The following are links useful to Missouri State Debaters, but others may find them useful as well.
Missouri State Electronic Resources
Lots of electronic resources are available from the Library's home page, and particularly the Indexes and Databases list. This is merely an attempt to highlight several that debaters find useful. It includes TD Net, useful for seeing what journals carried by the library.
Communication and Mass Media Complete: Includes several Communication Journals, and readings on rhetorical criticism influence some critical arguments. This is part of the larger Ebsco host system. It also includes some debate theory sources, including Contemporary Argumentation and Debate.
J-STOR: Lots of journals are stored in full text. In many cases, the articles are scanned images and are downloadable. If you download the high quality version, it should be possible to use OCR (Optical Character Recognition) software to read it.
Mobius: If our library lacks a book, you can probably get it via Mobius. It will take 2-3 days, typically. You can locate any book in any library, worldwide, by using the Worldcat (World's Card Catalog). If not available from Mobius, you can use Inter-Library Loan (also for articles). If purchasing is better, consider Bookfinder (which will compare the Amazon prices to several other online vendors. Lots of libraries use Bookfinder, and occasionally they will allow you to buy a book from there at replacement price instead of paying the full price for a lost book charge. But, you have to ask nicely....
Project Muse: A collection of several journals that are VERY useful for critical debate.
Many of these assets require that you be on campus. A work-around is to establish a VPN Connection with the campus system first. You can get instructions and free software download from the Virtual Private Network Computer Help Page.
And, of course, lots of debaters prefer to search using Google or Google News. Google scholar is also a great resource (although sometimes you have to go through TD Net to get full text access), and you can also set up alerts to monitor for your frequent searches. Searches for blogs or create your own search engine, as Harvard did in this search engine for think tanks.
External Electronic Resources for Debate Research
Useful debate resources include CEDA Forums and results on the Debate Results website, the NDT and CEDA websites, and the CEDA Topic Committee website. You can post cites or get them from the Open Caselist Project Wiki. Michigan State University also has a very useful, Wiki-based debate glossary, which could help debaters really catch up to speed on a lot of terminology.
It requires a subscription, but the Stratfor Intelligence Network has great cards about global issues, and sometimes makes different types of claims than you'll find in the traditional literature.
Middle East Topic
The MERIA (Middle East Review of International Affairs) is free, full text, online.

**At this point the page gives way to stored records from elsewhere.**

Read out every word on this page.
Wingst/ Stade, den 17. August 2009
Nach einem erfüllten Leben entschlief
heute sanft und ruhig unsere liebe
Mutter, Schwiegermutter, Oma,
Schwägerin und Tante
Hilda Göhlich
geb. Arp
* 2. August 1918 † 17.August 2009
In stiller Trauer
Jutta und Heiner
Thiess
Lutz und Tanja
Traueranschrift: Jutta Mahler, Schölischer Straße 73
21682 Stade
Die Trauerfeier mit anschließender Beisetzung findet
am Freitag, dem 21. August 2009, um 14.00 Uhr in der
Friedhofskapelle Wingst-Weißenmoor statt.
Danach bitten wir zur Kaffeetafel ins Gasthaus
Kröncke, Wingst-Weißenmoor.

The Middle East Quarterly is also online - pay attention to the book reviews to see if there's stuff we should order by Mobius, Inter-Library Loan, or perhaps just purchase (email Eric Morris with those requests).
Also, there are lots of cards available online from the American-Iranian Council, the Center for Advanced Middle East Studies, Carnegie Endowment for International Peace, the Council on Foreign Relations (publishers of Foreign Affairs), the Washington Institute for Near-East Policy, the Middle East Forum, and the Middle East Intelligence Bulletin. The Air University maintains bibliography lists on countries including Iran, Syria, Palestine, Afghanistan, not Lebanon, and the Middle East Peace Process.
Blogs of Interest
Several of the major blogs have frequent updates analysis on political topics, and are likely to include uniqueness cards for a variety of issues. Liberal blogs of note include Daily Kos, Talking Points Memo/Muckraker, etc. Conservative blogs include Terra Rossa, Little Green Footballs, etc. Please email any you find that see likely to have good analytical cards.
Date Last Modified
When publication dates are hard to find, the Date Last Modified is sometimes meaningful. You can copy this into a search bar, but I recommend just making the Java Code a link using your browser.
Other Electronic Resources - Not for Debate Research
You can easily check the status of course using the class schedule feature of My Missouri State. It's great for seeing if sections are nearly full, seeing if classes are typically offered only in the spring or fall, confirming class times, etc. Once you've logged in, click the Registration tab, and use the Search for Classes tool. It's linked in the My Registration channel.
You can consider switching majors by looking over the Undergraduate Catalog, which includes both major requirements and course descriptions.